Iván Bondar, investigador del CONICET y doctor en antropología social, dedicó gran parte de su carrera a indagar las religiosidades y el folclore que rodea a la muerte.
En diálogo con PRIMERA EDICIÓN contó que su trabajo, que abarca casi 20 años, se inició en el norte de la provincia de Corrientes al tomar contacto con una tradición centenaria de rememoración de niños difuntos. Este análisis de la práctica mortuoria y la regionalidad terminó plasmada en su libro “Ángeles Somos”.
Precisó que, en esta tradición, “grupos de serenateros, recorren las calles del poblado durante la noche del 31 de octubre o la madrugada del 1 de noviembre y llevan serenata a las familias que han pasado por la pérdida de un niño”. Es aquí donde la familia los recibe porque “sabe que está recibiendo al alma de su niño difunto” y también proceden a abrazarlo, danzar con ellos e incluso compartir alimentos que forman parte de la “comensalidad”.
¿De dónde proviene esta práctica?
“Al comenzar a ver que los niños ocupaban un lugar diferente, un lugar especial en el ordenamiento del inframundo y, si se quiere, la relación entre el hombre y los muertos, comencé a preguntarme cuál era la diferencia, por qué el niño tenía un lugar diferente en el mundo de los muertos”, analizó el científico. Esta distinción se manifiesta en el calendario gregoriano, donde el niño difunto tiene un día especial, evidenciando que “el angelito no era un muerto común, no era un difunto, no era un finado”.
Para comprender esta particularidad, Bondar se acercó a las madres que habían perdido a sus hijos, a los rituales y a los cementerios.
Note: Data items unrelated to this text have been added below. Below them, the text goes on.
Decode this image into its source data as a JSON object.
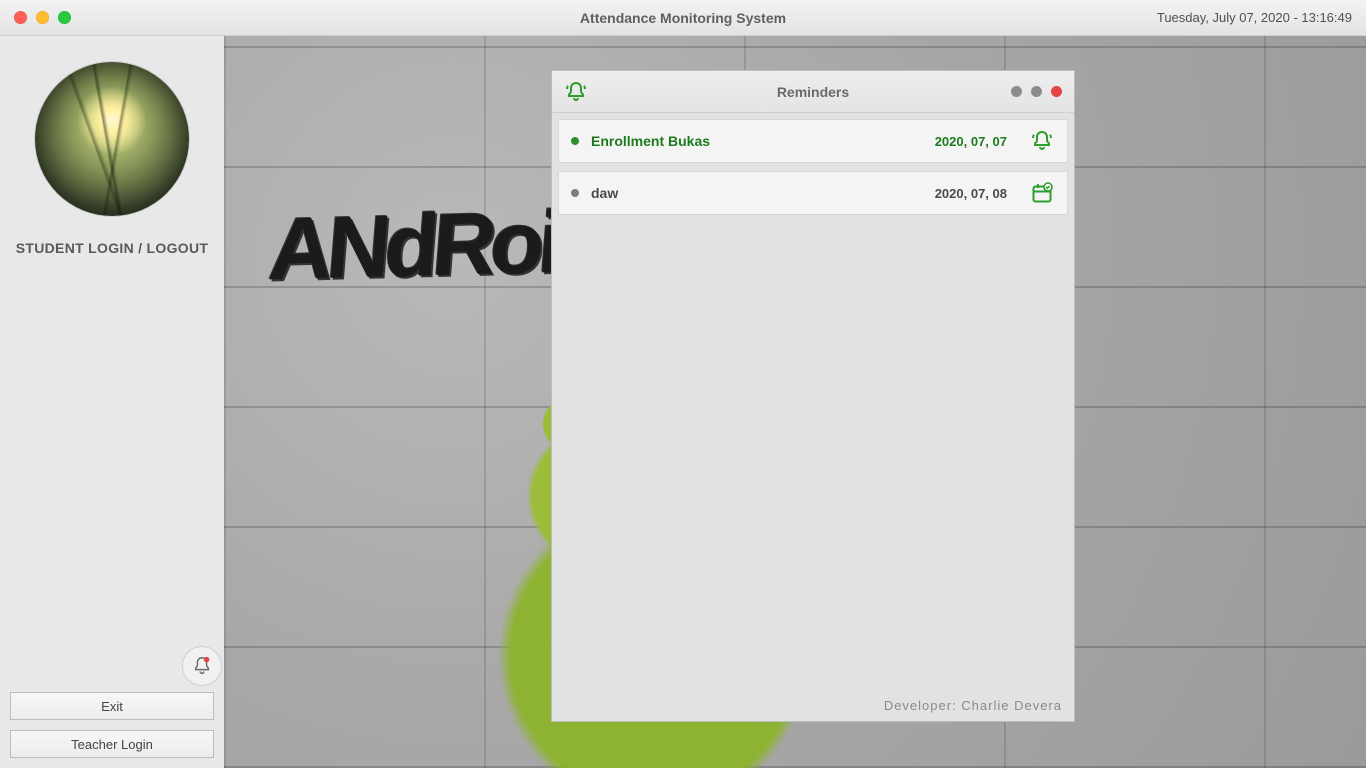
{
  "window": {
    "title": "Attendance Monitoring System",
    "datetime": "Tuesday, July  07, 2020 - 13:16:49"
  },
  "sidebar": {
    "student_login_label": "STUDENT LOGIN / LOGOUT",
    "exit_label": "Exit",
    "teacher_login_label": "Teacher Login"
  },
  "graffiti": "ANdRoiD",
  "panel": {
    "title": "Reminders",
    "footer": "Developer: Charlie Devera",
    "items": [
      {
        "title": "Enrollment Bukas",
        "date": "2020, 07, 07",
        "active": true,
        "icon": "bell"
      },
      {
        "title": "daw",
        "date": "2020, 07, 08",
        "active": false,
        "icon": "calendar"
      }
    ]
  },
  "colors": {
    "accent_green": "#2f9e2f",
    "accent_green_dark": "#1e7a1e"
  }
}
Observó la configuración de las tumbas, los colores, las formas y la relación entre los dolientes y el niño difunto, así como el tratamiento del tema en los velorios, tanto domiciliarios como en casas funerarias profesionalizadas.
Esta investigación lo condujo al mundo de la tanatopraxia y la narrativa histórica vinculada al velorio del angelito, consolidando la relación en lo que él llama “la culturización de las almas”. Sucede que las familias sostenían una relación con el niño difunto, más allá de la muerte física: “los padres seguían teniendo un vínculo estrecho con el niño difunto y seguían enseñándole, más allá de la muerte física, cómo debía configurarse el rol de ese niño”.
Un ejemplo de esto es la personalización de las tumbas: las de las niñas pintadas de rosado con muñecas y elementos relacionados con la infancia femenina, y las de los niños de azul o celeste con camisetas de fútbol y juguetes. Esta práctica refleja la idea de que “el niño, aunque estaba muerto físicamente, seguía creciendo en el mundo de los muertos”, requiriendo la tutela de los adultos, principalmente de las madres, madrinas y abuelas.
En el contexto de la población de credo católico, Bondar descubrió que “el niño ocupaba un lugar en el Tercer Cielo”, un sector destinado a santos, beatos y ángeles. Tras la muerte, el niño regresaba al Tercer Cielo y tenía visión beatífica, convirtiéndose en un nexo directo entre sus familiares y el mundo de lo sagrado.
Por lo tanto, en esa ritualidad, “podía ver a Dios. Y desde ese momento era un nexo directo entre sus familiares y el mundo de lo sagrado. Era un mensajero más, era un angelito, un querubín”, detalló Bondar.
Aclaró que en el abordaje de la problemática de la muerte está “la particularidad histórico-temporal, espacial y cultural, básicamente, de la connotación de la muerte, el morir y los muertos”. En algunas culturas, los niños no son tan llorados como los ancianos, ya que se asume que no han construido las mismas redes sociales o no son depositarios de la memoria colectiva.
Sin embargo, en nuestra cultura, “es muy complejo percibir la muerte de un niño, de un joven, de un adolescente”. Sucede que la muerte de un niño “transgrede una norma antropológica que se presupone fija el hecho de que los jóvenes o los niños tienen que irse de este mundo terrenal luego de los adultos; que los hijos deben fallecer después que sus padres. Eso genera una ruptura que no posee nombre”.
De esta forma, Bondar aseguró que “la expresión del dolor, que es muy variable también, es indescriptible, no se puede llegar a una comprensión de la pérdida de un hijo”. En este contexto, prácticas como “Ángeles somos” se convierten en una forma de domesticar esa pérdida.